You’ve spent the last six months planning a vacation. You have a flight schedule. You have hotels reserved. You have cars rented. Everything is ready to go. But one thing you can’t always plan on is if some disaster occurs. It could be a tornado, hurricane, flooding, mudslides, or even wildfires. If catastrophes interrupt your travel plans, it’s essential to have a contingency in place.
Depending on the exact situation, you could look into things like financial relief options, flight schedules and rerouting, how to check in with family members and disaster areas, and what sort of long-term living adjustments are paired with the interruption in your itinerary.
Financial Relief Options
There may be a certain circumstance where you’re planning on traveling somewhere, then all of a sudden your hometown is struck by a disaster. This has happened to people in Florida and Texas recently. In the first thing that they have to do is figure out how to get their disaster mortgage relief payments. Before any traveling happens out of town, those details need to be taken care of. When your house is left behind, and you have to take up temporary residence somewhere else, for example, you still have to figure out how you’re going to rebuild your primary home.
Flight Schedules
And what about if you have planned on going on an exotic vacation to Mexico, but suddenly nasty weather it’s in the way? You have to figure out how to reschedule your flights, and that can be a real mess.
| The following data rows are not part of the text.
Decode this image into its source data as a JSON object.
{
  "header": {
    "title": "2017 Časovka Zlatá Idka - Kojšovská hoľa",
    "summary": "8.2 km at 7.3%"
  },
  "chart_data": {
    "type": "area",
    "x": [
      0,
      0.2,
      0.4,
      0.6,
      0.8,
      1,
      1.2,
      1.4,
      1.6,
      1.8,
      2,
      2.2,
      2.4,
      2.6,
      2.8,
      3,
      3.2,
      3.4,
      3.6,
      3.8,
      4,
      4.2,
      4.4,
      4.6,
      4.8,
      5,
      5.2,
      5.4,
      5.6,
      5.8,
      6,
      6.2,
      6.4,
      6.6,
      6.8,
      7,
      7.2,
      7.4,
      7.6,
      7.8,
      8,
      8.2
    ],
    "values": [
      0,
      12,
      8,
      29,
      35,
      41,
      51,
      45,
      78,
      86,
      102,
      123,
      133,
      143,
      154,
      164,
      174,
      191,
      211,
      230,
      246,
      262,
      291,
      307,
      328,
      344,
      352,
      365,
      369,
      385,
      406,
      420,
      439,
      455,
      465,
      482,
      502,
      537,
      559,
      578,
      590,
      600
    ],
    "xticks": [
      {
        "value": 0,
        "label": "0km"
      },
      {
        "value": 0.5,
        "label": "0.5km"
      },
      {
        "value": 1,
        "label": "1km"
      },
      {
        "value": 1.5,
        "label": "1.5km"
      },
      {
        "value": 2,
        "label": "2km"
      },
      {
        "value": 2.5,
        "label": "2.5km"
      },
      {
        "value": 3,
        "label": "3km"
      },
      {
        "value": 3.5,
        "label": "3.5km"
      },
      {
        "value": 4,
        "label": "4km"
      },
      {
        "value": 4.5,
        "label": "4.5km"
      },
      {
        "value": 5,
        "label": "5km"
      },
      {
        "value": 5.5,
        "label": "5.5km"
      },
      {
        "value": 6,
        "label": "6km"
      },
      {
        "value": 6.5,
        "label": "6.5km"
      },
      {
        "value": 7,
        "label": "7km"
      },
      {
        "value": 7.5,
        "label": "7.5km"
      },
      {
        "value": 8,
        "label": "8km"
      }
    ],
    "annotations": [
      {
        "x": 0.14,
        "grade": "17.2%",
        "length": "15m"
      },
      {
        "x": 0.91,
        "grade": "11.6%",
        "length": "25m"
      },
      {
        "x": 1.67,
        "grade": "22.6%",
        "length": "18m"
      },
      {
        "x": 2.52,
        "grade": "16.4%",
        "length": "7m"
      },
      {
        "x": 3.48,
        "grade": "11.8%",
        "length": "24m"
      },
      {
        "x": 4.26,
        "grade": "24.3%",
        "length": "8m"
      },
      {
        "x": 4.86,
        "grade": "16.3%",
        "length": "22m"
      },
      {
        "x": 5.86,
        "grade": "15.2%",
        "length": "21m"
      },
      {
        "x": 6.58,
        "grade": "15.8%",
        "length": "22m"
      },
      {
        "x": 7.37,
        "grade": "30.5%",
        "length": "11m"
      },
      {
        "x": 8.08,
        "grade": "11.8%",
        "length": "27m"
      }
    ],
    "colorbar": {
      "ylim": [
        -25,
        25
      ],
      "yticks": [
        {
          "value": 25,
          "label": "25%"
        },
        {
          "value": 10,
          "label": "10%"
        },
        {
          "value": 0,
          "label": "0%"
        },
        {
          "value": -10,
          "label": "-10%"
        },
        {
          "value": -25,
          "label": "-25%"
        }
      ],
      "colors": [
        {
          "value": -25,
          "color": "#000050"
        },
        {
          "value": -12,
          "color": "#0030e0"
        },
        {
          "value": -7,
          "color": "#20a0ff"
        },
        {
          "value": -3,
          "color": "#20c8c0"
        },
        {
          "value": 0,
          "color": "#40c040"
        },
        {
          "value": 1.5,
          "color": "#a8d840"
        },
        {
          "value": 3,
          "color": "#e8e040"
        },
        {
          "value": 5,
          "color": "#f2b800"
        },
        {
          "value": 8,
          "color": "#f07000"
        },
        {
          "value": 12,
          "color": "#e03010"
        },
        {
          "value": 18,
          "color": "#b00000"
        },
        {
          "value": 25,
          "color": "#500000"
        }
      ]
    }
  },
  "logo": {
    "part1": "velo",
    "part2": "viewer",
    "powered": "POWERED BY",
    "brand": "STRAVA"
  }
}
Think of the people who had to reschedule flights out of areas in the US Northeast during and after blizzards for example. Prices, times, dates, and all sorts of information change on a dime, which is why you have to pay close attention to all of the information sources.
Checking in With Family
If a disaster happens somewhere that your family lives, and you plan on visiting them, you have a few new logistical options that can help you guys communicate. Facebook has a check-in feature that has allowed lots of people to connect safely after any dangerous event. The better that function gets, the more people can use it to communicate with concerned friends and family.
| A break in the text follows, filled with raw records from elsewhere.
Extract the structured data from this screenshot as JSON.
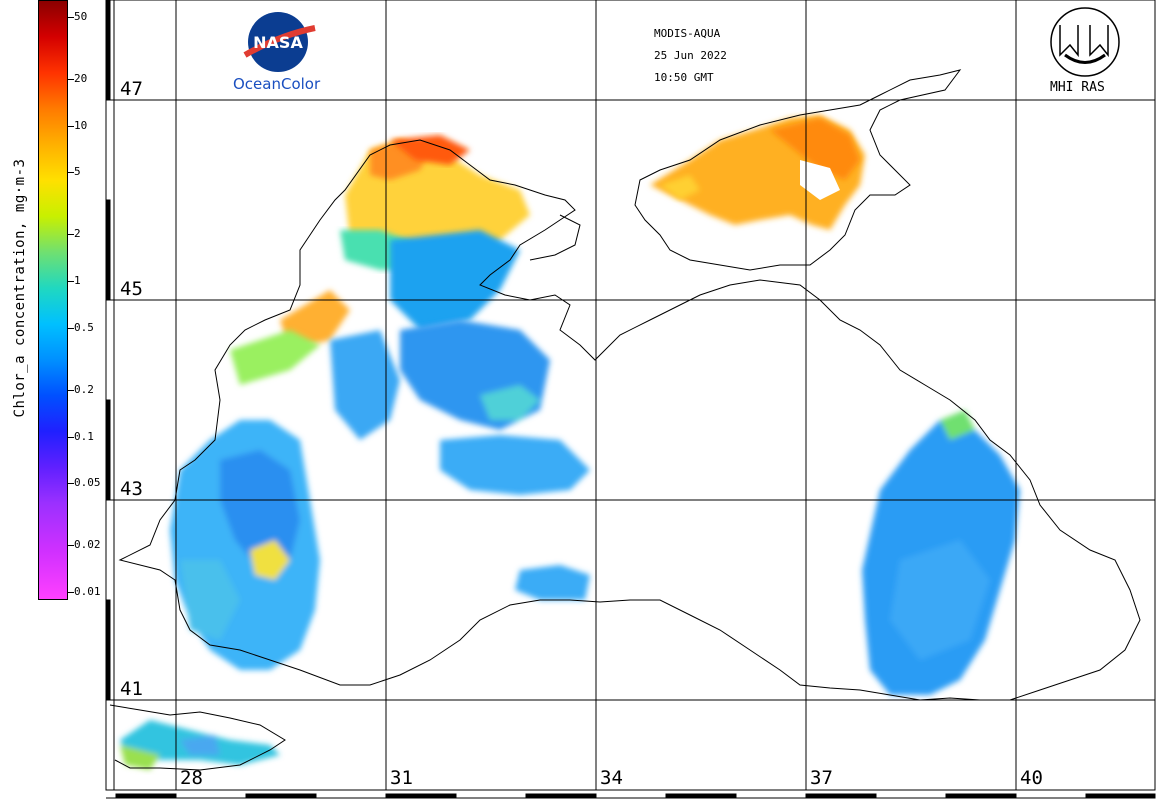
{
  "map": {
    "satellite": "MODIS-AQUA",
    "date": "25 Jun 2022",
    "time": "10:50 GMT",
    "agency_logo_text": "NASA",
    "agency_caption": "OceanColor",
    "institute_logo": "MHI RAS",
    "colorbar": {
      "label": "Chlor_a concentration, mg·m-3",
      "ticks": [
        "50",
        "20",
        "10",
        "5",
        "2",
        "1",
        "0.5",
        "0.2",
        "0.1",
        "0.05",
        "0.02",
        "0.01"
      ],
      "gradient_colors": [
        "#8b0000",
        "#ff3300",
        "#ffb000",
        "#ffe000",
        "#70e070",
        "#20d8c0",
        "#00c0ff",
        "#0050ff",
        "#6020ff",
        "#d030ff",
        "#ff40ff"
      ]
    },
    "latitude_labels": [
      "47",
      "45",
      "43",
      "41"
    ],
    "longitude_labels": [
      "28",
      "31",
      "34",
      "37",
      "40"
    ],
    "land_color": "#ffffff",
    "coast_color": "#000000",
    "grid_color": "#000000"
  }
}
Long-Term Living Adjustments
Some long-term living adjustments occur after disasters in areas as well. For people who have traveled into or out of Puerto Rico in the last few months, there has never been a case where this is more prominent. Electricity is still a problem. Clean water is still a problem. So if there were any intentions to travel into or out of specific areas, they have been absolutely shelved until infrastructure can be replaced consistently.